Writing a murder mystery! Part 3

As part of the writing process for the Murder at the Red Dragon Inn, I’ve been researching other Murder-Mysteries to steal gain insight on the format and how to go about writing one. In my research, I found a step by step guide. I decided to loosely follow the tips provided for my own.

  1. Read as many as you can to expand your knowledge.
    I read between 20 and 30 murder-mysteries (I’m a prolific reader) and identified four styles or varieties of gameplay. While I don’t know if specific terms have been coined, it wouldn’t stop me from likely using my own. The four styles are:

      • TL;DR:This was by far the least popular in the samples I read. Essentially, each player is given a series of short 2-3 page stories describing the character and his or her interactions with other characters or events prior to the actual murder. This setup is interesting if your players are both avid readers and dedicated to putting in a 100% effort. I know for a fact my friends are the former but some are definitely not the latter. I recommend it if your friends are big murder-mystery fans or are all committed 100% to the endeavour.
      • Follow the script! The players are fed direct line readings for their characters. Depending on a person’s reading style, this will range from the monotonous or robotic with a few occasions of actually non-stilted speech.
      • Elementary my dear Watson, essentially plays out with one character as the detective and besides the murderer, all the characters are foils or red herrings to throw him off. In very large group settings, this could work. I believe this is how some themed restaurants or shows do it.
      • Au Naturel is a bit along the lines of the Follow the Script except it gives loose guidelines for what the characters should say. For example, it might suggest: “Flirt with X” or “Accuse Y of being a philanderer”. I didn’t read any murder mysteries with philanderers. I just like the sound of the word.

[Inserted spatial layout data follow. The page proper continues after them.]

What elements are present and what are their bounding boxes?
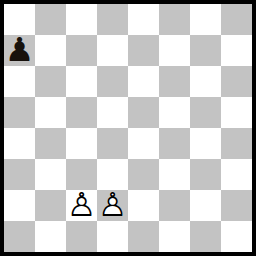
square-h4[interactable] [221, 128, 252, 159]
square-h8[interactable] [221, 4, 252, 35]
square-d7[interactable] [97, 35, 128, 66]
square-c1[interactable] [66, 221, 97, 252]
chess-board: ♟♟♙♟♙ [4, 4, 252, 252]
square-g6[interactable] [190, 66, 221, 97]
square-c6[interactable] [66, 66, 97, 97]
square-h1[interactable] [221, 221, 252, 252]
square-b6[interactable] [35, 66, 66, 97]
square-e6[interactable] [128, 66, 159, 97]
square-e4[interactable] [128, 128, 159, 159]
square-h3[interactable] [221, 159, 252, 190]
board-frame: ♟♟♙♟♙ [0, 0, 256, 256]
white-pawn-icon: ♙ [97, 189, 128, 220]
square-d2[interactable]: ♟♙ [97, 190, 128, 221]
square-e5[interactable] [128, 97, 159, 128]
square-g3[interactable] [190, 159, 221, 190]
black-pawn-icon: ♟ [4, 34, 35, 65]
black-pawn-a7[interactable]: ♟ [4, 35, 35, 66]
square-b7[interactable] [35, 35, 66, 66]
square-f2[interactable] [159, 190, 190, 221]
square-d6[interactable] [97, 66, 128, 97]
square-c7[interactable] [66, 35, 97, 66]
square-g7[interactable] [190, 35, 221, 66]
square-g8[interactable] [190, 4, 221, 35]
square-a3[interactable] [4, 159, 35, 190]
square-c8[interactable] [66, 4, 97, 35]
square-e3[interactable] [128, 159, 159, 190]
square-f4[interactable] [159, 128, 190, 159]
square-b4[interactable] [35, 128, 66, 159]
square-d4[interactable] [97, 128, 128, 159]
square-e7[interactable] [128, 35, 159, 66]
chess-diagram: ♟♟♙♟♙ [0, 0, 260, 260]
square-f5[interactable] [159, 97, 190, 128]
square-h2[interactable] [221, 190, 252, 221]
square-a1[interactable] [4, 221, 35, 252]
square-h6[interactable] [221, 66, 252, 97]
square-g5[interactable] [190, 97, 221, 128]
square-c4[interactable] [66, 128, 97, 159]
square-b1[interactable] [35, 221, 66, 252]
square-b2[interactable] [35, 190, 66, 221]
square-g2[interactable] [190, 190, 221, 221]
square-a6[interactable] [4, 66, 35, 97]
white-pawn-c2[interactable]: ♟♙ [66, 190, 97, 221]
square-b5[interactable] [35, 97, 66, 128]
square-d1[interactable] [97, 221, 128, 252]
square-h7[interactable] [221, 35, 252, 66]
square-f1[interactable] [159, 221, 190, 252]
square-c2[interactable]: ♟♙ [66, 190, 97, 221]
square-a5[interactable] [4, 97, 35, 128]
square-a4[interactable] [4, 128, 35, 159]
square-e1[interactable] [128, 221, 159, 252]
square-e8[interactable] [128, 4, 159, 35]
square-f7[interactable] [159, 35, 190, 66]
square-f3[interactable] [159, 159, 190, 190]
white-pawn-icon: ♙ [66, 189, 97, 220]
square-d8[interactable] [97, 4, 128, 35]
white-pawn-d2[interactable]: ♟♙ [97, 190, 128, 221]
square-b3[interactable] [35, 159, 66, 190]
square-a2[interactable] [4, 190, 35, 221]
square-d5[interactable] [97, 97, 128, 128]
square-h5[interactable] [221, 97, 252, 128]
square-a7[interactable]: ♟ [4, 35, 35, 66]
square-c5[interactable] [66, 97, 97, 128]
square-f8[interactable] [159, 4, 190, 35]
square-b8[interactable] [35, 4, 66, 35]
square-g4[interactable] [190, 128, 221, 159]
square-f6[interactable] [159, 66, 190, 97]
square-g1[interactable] [190, 221, 221, 252]
square-e2[interactable] [128, 190, 159, 221]
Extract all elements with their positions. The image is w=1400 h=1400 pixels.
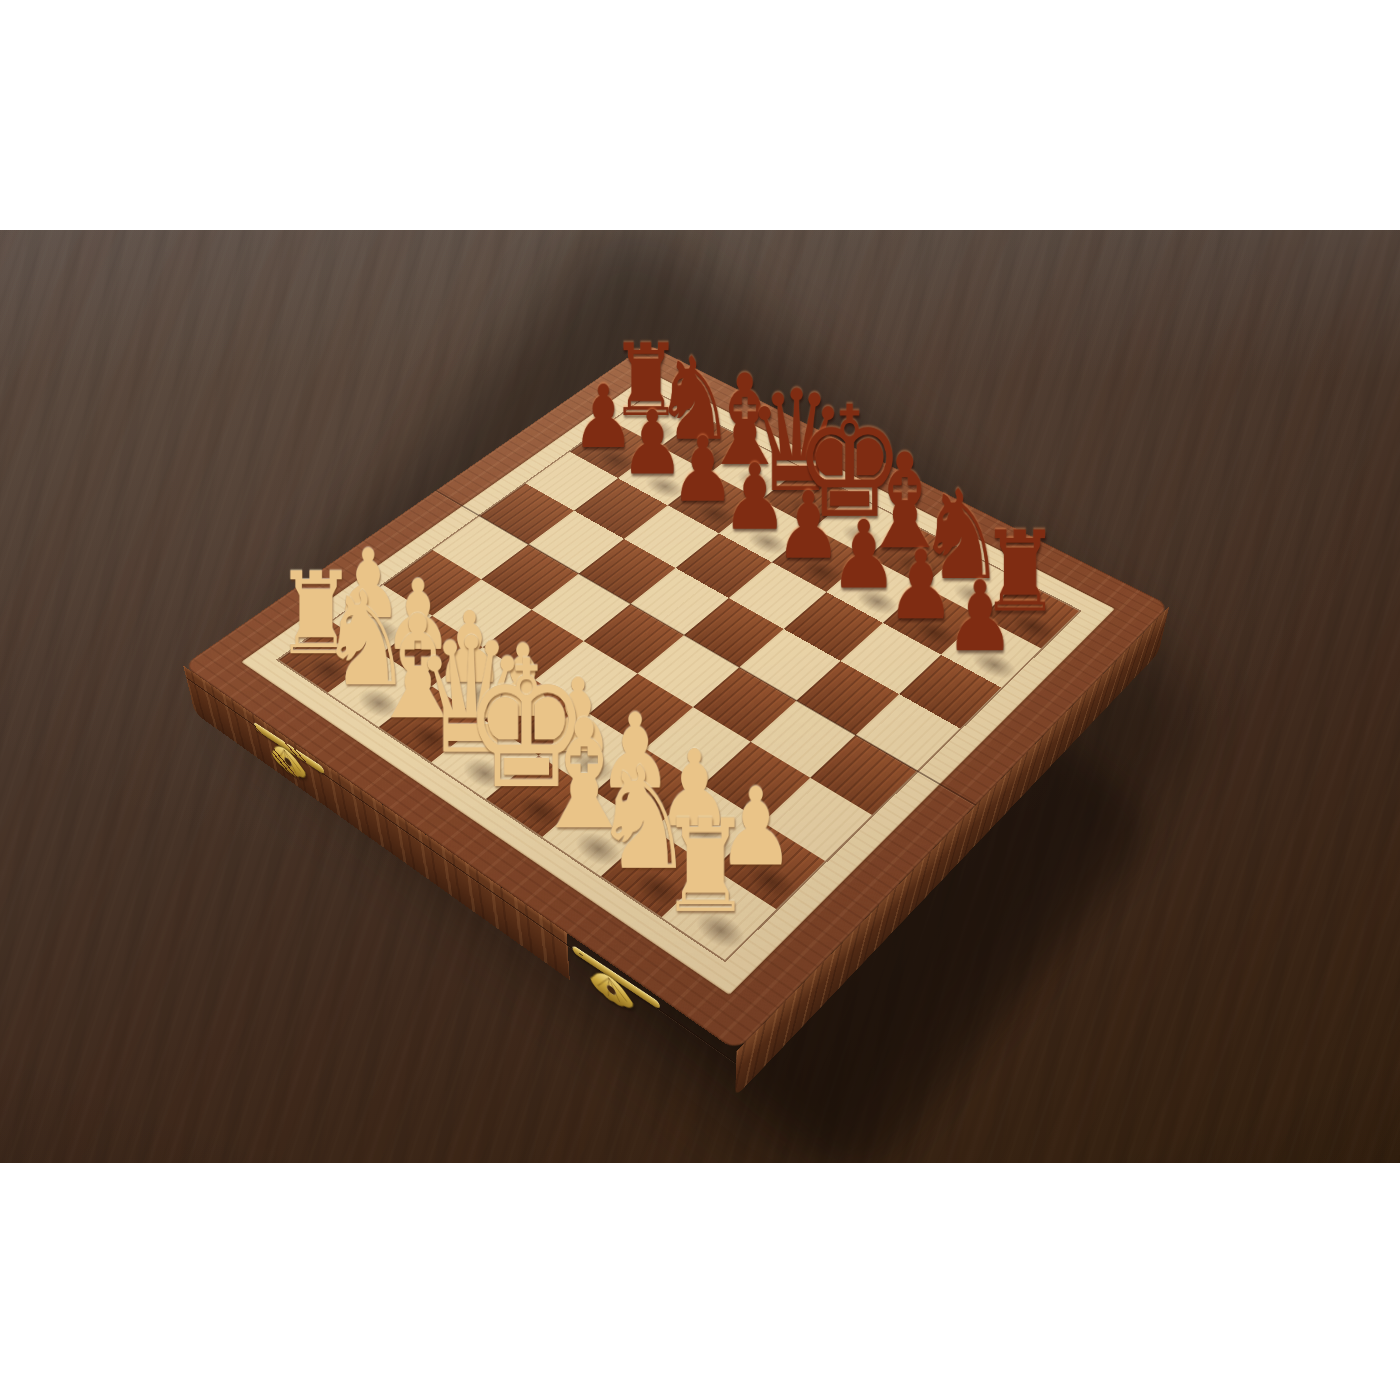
piece-white-rook[interactable]: ♜ [634,808,778,927]
table-photo: ♜♞♝♛♚♝♞♜♟♟♟♟♟♟♟♟♟♟♟♟♟♟♟♟♜♞♝♛♚♝♞♜ [0,230,1400,1163]
piece-black-pawn[interactable]: ♟ [917,572,1044,662]
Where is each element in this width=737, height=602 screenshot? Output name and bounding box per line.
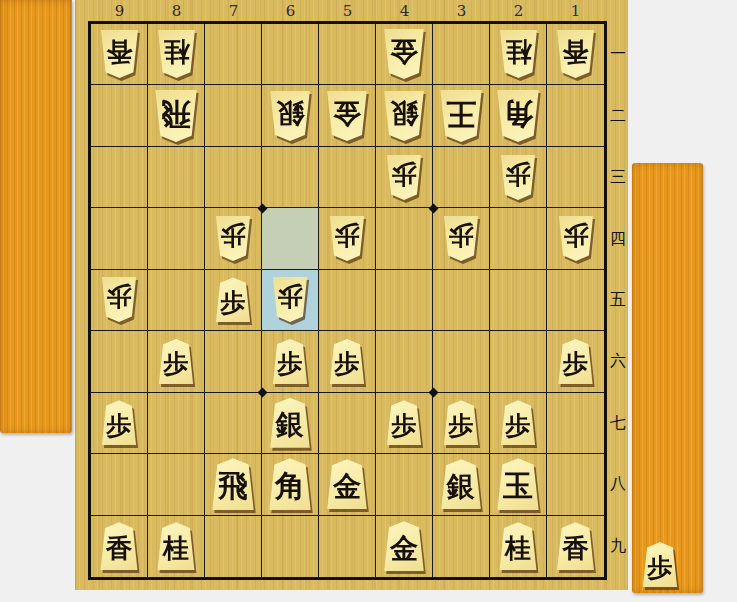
shogi-piece-sente[interactable]: 香 [99, 522, 140, 570]
piece-kanji: 銀 [268, 91, 312, 141]
board-cell-5九[interactable] [319, 516, 376, 577]
shogi-piece-gote[interactable]: 歩 [442, 216, 480, 261]
shogi-piece-sente[interactable]: 歩 [328, 339, 366, 384]
shogi-piece-sente[interactable]: 銀 [268, 398, 312, 448]
rank-label-六: 六 [607, 331, 629, 392]
board-cell-3二[interactable]: 王 [433, 85, 490, 146]
file-label-4: 4 [376, 1, 433, 21]
board-cell-9五[interactable]: 歩 [91, 270, 148, 331]
shogi-piece-sente[interactable]: 飛 [210, 458, 256, 510]
board-cell-1八[interactable] [547, 454, 604, 515]
board-cell-2九[interactable]: 桂 [490, 516, 547, 577]
shogi-piece-sente[interactable]: 玉 [495, 458, 541, 510]
piece-kanji: 歩 [499, 400, 537, 445]
board-cell-2五[interactable] [490, 270, 547, 331]
shogi-piece-gote[interactable]: 桂 [498, 30, 539, 78]
board-cell-3八[interactable]: 銀 [433, 454, 490, 515]
board-cell-3六[interactable] [433, 331, 490, 392]
board-cell-9四[interactable] [91, 208, 148, 269]
shogi-piece-gote[interactable]: 銀 [268, 91, 312, 141]
sente-hand-tray: 歩 [632, 163, 703, 593]
piece-kanji: 歩 [641, 542, 679, 587]
shogi-piece-sente[interactable]: 歩 [157, 339, 195, 384]
file-label-2: 2 [490, 1, 547, 21]
piece-kanji: 角 [495, 90, 541, 142]
file-label-1: 1 [547, 1, 604, 21]
board-cell-3七[interactable]: 歩 [433, 393, 490, 454]
board-cell-4五[interactable] [376, 270, 433, 331]
board-cell-6七[interactable]: 銀 [262, 393, 319, 454]
piece-kanji: 香 [99, 522, 140, 570]
piece-kanji: 歩 [271, 277, 309, 322]
shogi-piece-sente[interactable]: 歩 [214, 277, 252, 322]
shogi-piece-gote[interactable]: 歩 [557, 216, 595, 261]
shogi-piece-gote[interactable]: 歩 [328, 216, 366, 261]
file-label-9: 9 [91, 1, 148, 21]
shogi-piece-sente[interactable]: 歩 [385, 400, 423, 445]
board-cell-7四[interactable]: 歩 [205, 208, 262, 269]
shogi-piece-sente[interactable]: 桂 [498, 522, 539, 570]
board-cell-8二[interactable]: 飛 [148, 85, 205, 146]
piece-kanji: 飛 [153, 90, 199, 142]
board-cell-2六[interactable] [490, 331, 547, 392]
board-cell-2一[interactable]: 桂 [490, 24, 547, 85]
shogi-piece-sente[interactable]: 金 [325, 459, 369, 509]
file-label-6: 6 [262, 1, 319, 21]
piece-kanji: 歩 [214, 216, 252, 261]
shogi-piece-sente[interactable]: 歩 [100, 400, 138, 445]
rank-label-八: 八 [607, 454, 629, 515]
shogi-piece-gote[interactable]: 香 [555, 30, 596, 78]
shogi-piece-sente[interactable]: 歩 [271, 339, 309, 384]
piece-kanji: 歩 [157, 339, 195, 384]
board-cell-7九[interactable] [205, 516, 262, 577]
shogi-piece-gote[interactable]: 飛 [153, 90, 199, 142]
piece-kanji: 歩 [385, 155, 423, 200]
board-cell-4一[interactable]: 金 [376, 24, 433, 85]
board-cell-7一[interactable] [205, 24, 262, 85]
rank-label-七: 七 [607, 393, 629, 454]
board-cell-8七[interactable] [148, 393, 205, 454]
piece-kanji: 玉 [495, 458, 541, 510]
piece-kanji: 歩 [557, 216, 595, 261]
board-cell-2七[interactable]: 歩 [490, 393, 547, 454]
rank-label-五: 五 [607, 270, 629, 331]
piece-kanji: 歩 [499, 155, 537, 200]
rank-label-三: 三 [607, 147, 629, 208]
piece-kanji: 桂 [498, 30, 539, 78]
piece-kanji: 飛 [210, 458, 256, 510]
board-cell-5八[interactable]: 金 [319, 454, 376, 515]
board-cell-9六[interactable] [91, 331, 148, 392]
board-cell-4九[interactable]: 金 [376, 516, 433, 577]
shogi-piece-sente[interactable]: 歩 [499, 400, 537, 445]
board-cell-1六[interactable]: 歩 [547, 331, 604, 392]
shogi-piece-gote[interactable]: 桂 [156, 30, 197, 78]
piece-kanji: 金 [325, 91, 369, 141]
shogi-piece-sente[interactable]: 歩 [442, 400, 480, 445]
piece-kanji: 歩 [214, 277, 252, 322]
file-label-3: 3 [433, 1, 490, 21]
board-cell-1九[interactable]: 香 [547, 516, 604, 577]
piece-kanji: 香 [555, 30, 596, 78]
board-cell-5四[interactable]: 歩 [319, 208, 376, 269]
file-coordinate-labels: 987654321 [91, 1, 604, 21]
piece-kanji: 銀 [382, 91, 426, 141]
board-cell-3一[interactable] [433, 24, 490, 85]
board-cell-2二[interactable]: 角 [490, 85, 547, 146]
piece-kanji: 歩 [442, 400, 480, 445]
board-cell-4二[interactable]: 銀 [376, 85, 433, 146]
board-cell-4三[interactable]: 歩 [376, 147, 433, 208]
board-cell-1三[interactable] [547, 147, 604, 208]
board-cell-8六[interactable]: 歩 [148, 331, 205, 392]
shogi-piece-sente[interactable]: 桂 [156, 522, 197, 570]
shogi-board-grid: 香桂金桂香飛銀金銀王角歩歩歩歩歩歩歩歩歩歩歩歩歩歩銀歩歩歩飛角金銀玉香桂金桂香 [88, 21, 607, 580]
board-cell-8九[interactable]: 桂 [148, 516, 205, 577]
board-cell-6八[interactable]: 角 [262, 454, 319, 515]
board-cell-4四[interactable] [376, 208, 433, 269]
board-cell-9七[interactable]: 歩 [91, 393, 148, 454]
piece-kanji: 桂 [156, 30, 197, 78]
rank-coordinate-labels: 一二三四五六七八九 [607, 24, 629, 577]
board-cell-6四[interactable] [262, 208, 319, 269]
board-cell-6九[interactable] [262, 516, 319, 577]
board-cell-4七[interactable]: 歩 [376, 393, 433, 454]
piece-kanji: 歩 [442, 216, 480, 261]
piece-kanji: 歩 [385, 400, 423, 445]
piece-kanji: 金 [382, 29, 426, 79]
shogi-piece-sente[interactable]: 金 [382, 521, 426, 571]
board-cell-6二[interactable]: 銀 [262, 85, 319, 146]
rank-label-二: 二 [607, 85, 629, 146]
piece-kanji: 金 [382, 521, 426, 571]
board-cell-5七[interactable] [319, 393, 376, 454]
piece-kanji: 歩 [100, 277, 138, 322]
board-cell-7六[interactable] [205, 331, 262, 392]
piece-kanji: 香 [99, 30, 140, 78]
board-cell-1四[interactable]: 歩 [547, 208, 604, 269]
shogi-piece-gote[interactable]: 香 [99, 30, 140, 78]
board-cell-8八[interactable] [148, 454, 205, 515]
board-cell-6三[interactable] [262, 147, 319, 208]
piece-kanji: 歩 [271, 339, 309, 384]
rank-label-四: 四 [607, 208, 629, 269]
board-cell-5一[interactable] [319, 24, 376, 85]
board-cell-6六[interactable]: 歩 [262, 331, 319, 392]
file-label-5: 5 [319, 1, 376, 21]
board-cell-5三[interactable] [319, 147, 376, 208]
piece-kanji: 歩 [328, 216, 366, 261]
piece-kanji: 香 [555, 522, 596, 570]
board-cell-9一[interactable]: 香 [91, 24, 148, 85]
board-cell-3五[interactable] [433, 270, 490, 331]
rank-label-一: 一 [607, 24, 629, 85]
board-cell-9九[interactable]: 香 [91, 516, 148, 577]
board-cell-3三[interactable] [433, 147, 490, 208]
board-cell-8四[interactable] [148, 208, 205, 269]
shogi-piece-gote[interactable]: 歩 [214, 216, 252, 261]
piece-kanji: 桂 [498, 522, 539, 570]
board-cell-5六[interactable]: 歩 [319, 331, 376, 392]
board-cell-1一[interactable]: 香 [547, 24, 604, 85]
shogi-piece-gote[interactable]: 歩 [271, 277, 309, 322]
board-cell-4六[interactable] [376, 331, 433, 392]
board-cell-7八[interactable]: 飛 [205, 454, 262, 515]
shogi-piece-sente[interactable]: 銀 [439, 459, 483, 509]
gote-hand-tray [0, 0, 72, 433]
shogi-piece-gote[interactable]: 角 [495, 90, 541, 142]
board-cell-7二[interactable] [205, 85, 262, 146]
board-cell-3四[interactable]: 歩 [433, 208, 490, 269]
hand-piece-sente[interactable]: 歩 [641, 542, 679, 587]
shogi-piece-gote[interactable]: 金 [325, 91, 369, 141]
shogi-piece-gote[interactable]: 歩 [385, 155, 423, 200]
board-cell-1七[interactable] [547, 393, 604, 454]
shogi-piece-sente[interactable]: 歩 [557, 339, 595, 384]
board-cell-8三[interactable] [148, 147, 205, 208]
board-cell-6五[interactable]: 歩 [262, 270, 319, 331]
board-cell-9二[interactable] [91, 85, 148, 146]
shogi-piece-gote[interactable]: 歩 [100, 277, 138, 322]
board-cell-6一[interactable] [262, 24, 319, 85]
board-cell-4八[interactable] [376, 454, 433, 515]
piece-kanji: 歩 [328, 339, 366, 384]
board-cell-3九[interactable] [433, 516, 490, 577]
board-cell-7五[interactable]: 歩 [205, 270, 262, 331]
board-cell-9八[interactable] [91, 454, 148, 515]
shogi-app: 歩 987654321 一二三四五六七八九 香桂金桂香飛銀金銀王角歩歩歩歩歩歩歩… [0, 0, 737, 602]
shogi-piece-sente[interactable]: 角 [267, 458, 313, 510]
board-cell-5二[interactable]: 金 [319, 85, 376, 146]
board-cell-1二[interactable] [547, 85, 604, 146]
shogi-piece-gote[interactable]: 歩 [499, 155, 537, 200]
board-cell-1五[interactable] [547, 270, 604, 331]
board-cell-5五[interactable] [319, 270, 376, 331]
piece-kanji: 銀 [439, 459, 483, 509]
shogi-piece-gote[interactable]: 王 [438, 90, 484, 142]
piece-kanji: 王 [438, 90, 484, 142]
piece-kanji: 桂 [156, 522, 197, 570]
board-cell-8五[interactable] [148, 270, 205, 331]
shogi-piece-sente[interactable]: 香 [555, 522, 596, 570]
shogi-piece-gote[interactable]: 金 [382, 29, 426, 79]
board-cell-8一[interactable]: 桂 [148, 24, 205, 85]
piece-kanji: 角 [267, 458, 313, 510]
board-cell-9三[interactable] [91, 147, 148, 208]
piece-kanji: 歩 [557, 339, 595, 384]
file-label-8: 8 [148, 1, 205, 21]
board-cell-7三[interactable] [205, 147, 262, 208]
piece-kanji: 金 [325, 459, 369, 509]
board-cell-2四[interactable] [490, 208, 547, 269]
board-cell-2八[interactable]: 玉 [490, 454, 547, 515]
file-label-7: 7 [205, 1, 262, 21]
shogi-piece-gote[interactable]: 銀 [382, 91, 426, 141]
rank-label-九: 九 [607, 516, 629, 577]
board-cell-7七[interactable] [205, 393, 262, 454]
piece-kanji: 銀 [268, 398, 312, 448]
piece-kanji: 歩 [100, 400, 138, 445]
board-cell-2三[interactable]: 歩 [490, 147, 547, 208]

    I’ve opted to go with Au Naturel as many of my friends are avid gamers who have experience playing role-playing games. I don’t think it will be too much of a stretch for them. Furthermore, I feel it encourages players to put their own spin on the characters.

  2. Get a notebook dedicated for your story/novel.Ostensibly, this applies for a real novel. As this is an interactive game, I’ll need different writing materials. Besides, it is the information age. Word will do just fine for drafting the story. My hunt for the player handouts will be covered in a future blog post.
  3. Figure out the basics.The “No shit, Sherlock” step. In part 2, I already introduced some of the characters including the victim. However, in the interest of following the steps and to increase the word count, I’ll answer the questions in this step:
    • Who are the detectives? Contrary to what my first sentence might suggest, this actually gave me some pause. Should everyone truly be invested or motivated to determine the culprit(s)? I think some might but not necessarily everyone.
    • Why were they murdered? Since I decided the murderer will be decided randomly for each game, I will have to write a motivation for each character. Thus decuple my work for this step.
    • Who will be murdered? I’ve already chosen the victim to be the thief. Partly because it goes against the trope of accusing the thief of everything bad or fishy that happens to an adventuring party.
    • What will they be murdered with? This will be a challenge as different characters will have different methods but at the same time, changing it too drastically will reduce re-playability once people figure out who killed whom in what manner.
    • Does anyone discover about the murderer? This will be played out amongst the players as scenario is hot on the heels of the murder.
    • Who are the suspects? Did they have a relationship with the victim, the murderer or another suspect? What are their life stories? Everyone will be a suspect by the very nature of it being drawn randomly. It’s very “meta” but I don’t feel it will hinder immersion. Instead, I’ll have to determine the above points for each character but this isn’t too much trouble.
    • Lastly, who was the murderer? What was his or her sentence after trial? How was their relationship with other existing character like? Do not make the murderer too obvious. The last sentence is why I think Agatha Christie books are generally rubbish.
  4. Detail.Surprisingly, this is an area I excel at in my attempts to become a novelist. I’m very good at quipping lines or setting up specific scenes. Where I struggle with is keeping momentum and linking them together. The game will put some of the onus on the players which eases the burden on me as a writer so long as I do a good job establishing the context and the players are engaged.
  5. I’ll address steps 5-7 at a later time.